Artificial intelligence is an active and exciting area of computer science. Can computers be made to do tasks that seem "intelligent"? Some of the goals (and partial successes) of artificial intelligence include important areas such as medical diagnosis, drug discovery, and robotics. For this assignment, we will visit the part of artificial intelligence referred to as "natural language processing," i.e. getting a computer to work with a natural language such as English.
More specifically, you will write a program called AIAuthor that will actually write original prose in the style of a chosen human author. Can computers be creative? We'll find out!
This is a team assignment.
Find a source text. Specifically, find a text file that contains some text that you want the computer to creatively imitate. Project Gutenberg is a great place to start.
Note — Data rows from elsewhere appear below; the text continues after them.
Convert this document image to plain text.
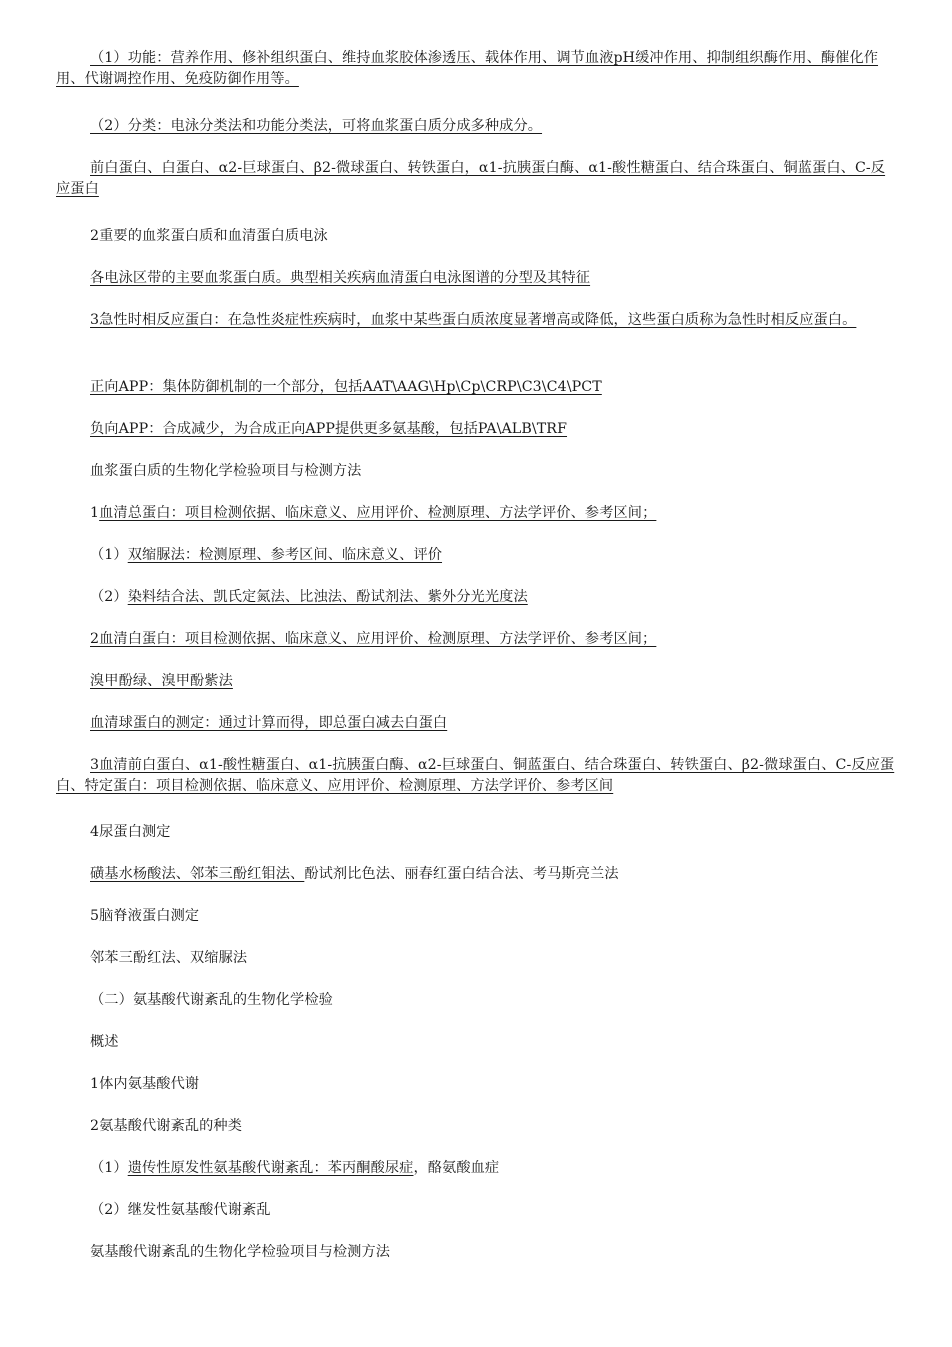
（1）功能：营养作用、修补组织蛋白、维持血浆胶体渗透压、载体作用、调节血液pH缓冲作用、抑制组织酶作用、酶催化作用、代谢调控作用、免疫防御作用等。

（2）分类：电泳分类法和功能分类法，可将血浆蛋白质分成多种成分。

前白蛋白、白蛋白、α2-巨球蛋白、β2-微球蛋白、转铁蛋白，α1-抗胰蛋白酶、α1-酸性糖蛋白、结合珠蛋白、铜蓝蛋白、C-反应蛋白

2重要的血浆蛋白质和血清蛋白质电泳

各电泳区带的主要血浆蛋白质。典型相关疾病血清蛋白电泳图谱的分型及其特征

3急性时相反应蛋白：在急性炎症性疾病时，血浆中某些蛋白质浓度显著增高或降低，这些蛋白质称为急性时相反应蛋白。

正向APP：集体防御机制的一个部分，包括AAT\AAG\Hp\Cp\CRP\C3\C4\PCT

负向APP：合成减少，为合成正向APP提供更多氨基酸，包括PA\ALB\TRF

血浆蛋白质的生物化学检验项目与检测方法

1血清总蛋白：项目检测依据、临床意义、应用评价、检测原理、方法学评价、参考区间；

（1）双缩脲法：检测原理、参考区间、临床意义、评价

（2）染料结合法、凯氏定氮法、比浊法、酚试剂法、紫外分光光度法

2血清白蛋白：项目检测依据、临床意义、应用评价、检测原理、方法学评价、参考区间；

溴甲酚绿、溴甲酚紫法

血清球蛋白的测定：通过计算而得，即总蛋白减去白蛋白

3血清前白蛋白、α1-酸性糖蛋白、α1-抗胰蛋白酶、α2-巨球蛋白、铜蓝蛋白、结合珠蛋白、转铁蛋白、β2-微球蛋白、C-反应蛋白、特定蛋白：项目检测依据、临床意义、应用评价、检测原理、方法学评价、参考区间

4尿蛋白测定

磺基水杨酸法、邻苯三酚红钼法、酚试剂比色法、丽春红蛋白结合法、考马斯亮兰法

5脑脊液蛋白测定

邻苯三酚红法、双缩脲法

（二）氨基酸代谢紊乱的生物化学检验

概述

1体内氨基酸代谢

2氨基酸代谢紊乱的种类

（1）遗传性原发性氨基酸代谢紊乱：苯丙酮酸尿症，酪氨酸血症

（2）继发性氨基酸代谢紊乱

氨基酸代谢紊乱的生物化学检验项目与检测方法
The technique that you will use works conceptually as follows:
Read the source text into memory as a single string. Unlike previous examples of reading text (like for the spelling dictionary), we actually want to retain spaces in the original document. Therefore, you should read in an entire line at a time, instead of a word at time. Check out the Scanner class nextLine method.
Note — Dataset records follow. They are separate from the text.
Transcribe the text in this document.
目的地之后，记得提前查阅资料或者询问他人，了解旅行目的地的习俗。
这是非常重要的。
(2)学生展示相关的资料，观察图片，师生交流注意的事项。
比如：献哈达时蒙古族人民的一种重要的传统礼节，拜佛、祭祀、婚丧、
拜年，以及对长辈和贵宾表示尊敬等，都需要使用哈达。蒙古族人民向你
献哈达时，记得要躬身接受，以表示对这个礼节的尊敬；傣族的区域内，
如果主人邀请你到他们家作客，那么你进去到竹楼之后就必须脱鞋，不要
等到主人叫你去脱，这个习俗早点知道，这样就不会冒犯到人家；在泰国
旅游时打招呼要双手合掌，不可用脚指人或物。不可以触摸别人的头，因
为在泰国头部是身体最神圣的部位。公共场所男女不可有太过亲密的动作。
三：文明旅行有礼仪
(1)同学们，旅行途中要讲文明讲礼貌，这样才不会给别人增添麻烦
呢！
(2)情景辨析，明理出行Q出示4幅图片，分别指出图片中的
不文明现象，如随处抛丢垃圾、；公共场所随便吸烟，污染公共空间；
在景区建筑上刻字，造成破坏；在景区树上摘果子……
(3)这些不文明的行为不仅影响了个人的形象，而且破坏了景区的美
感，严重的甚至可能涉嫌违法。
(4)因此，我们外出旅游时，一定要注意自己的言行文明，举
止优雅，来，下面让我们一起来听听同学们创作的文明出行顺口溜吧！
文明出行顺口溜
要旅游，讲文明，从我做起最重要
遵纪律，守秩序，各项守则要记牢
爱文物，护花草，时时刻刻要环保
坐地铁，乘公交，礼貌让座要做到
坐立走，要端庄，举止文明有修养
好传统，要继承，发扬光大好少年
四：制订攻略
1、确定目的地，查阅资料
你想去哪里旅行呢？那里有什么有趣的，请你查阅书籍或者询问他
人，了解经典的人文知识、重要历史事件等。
You will also want to use a StringBuilder instead of a
String to hold the data as you read it in. The problem with
using a String to hold the data is that every time you read a
new line, you need to append it to the old one. Every time that you
append to a String, Java creates a brand new one by copying
the old String and then appending the new text. This is
extemely slow. A StringBuilder is much faster way to manage
appending multiple strings of text. When you're done appending, you
can convert the StringBuilder back to a normal
String. Here's an example:
StringBuilder sbtext = new StringBuilder(); sbtext.append("hello"); sbtext.append(" goodbye "); sbtext.append("friends"); String text = sbtext.toString(); // converts the StringBuilder to a normal string
Be careful when you append the lines together that you append a space appropriately at the end of each line. If you don't handle this right, the last character of each line and the first character of the next next line will always appear right next to each other.
Here's an example of some text that my program generates, using a window size of 5 on Grimm's fairy tales:
I will you learn home to taken his way, and around him, and left his come intender him in they cried: 'The little child,' said the other; 'let us for the cloak, and brough the peasant was to King.Alternatively, when I tried it with a window size of 8, here's what I got one of the times that I ran it:
The servants running across the stables to salt and butter to eat and drink, the head you must get up quickly, and fell fainting to the test.For part 1 of this assignment, your program should at least be able to read in a source text, ask for a window size, and choose a random seed from the text (which should be printed to the screen). Of course, you can turn in more of the entire assignment (or the whole thing) for part 1 if you like.
Make sure that you use good design. Think carefully about how to layout your program so that you use classes and objects appropriately, and so that your methods remain short and self-contained.
Once you get your program running, try to get your program to write the most funny or insightful text that you can.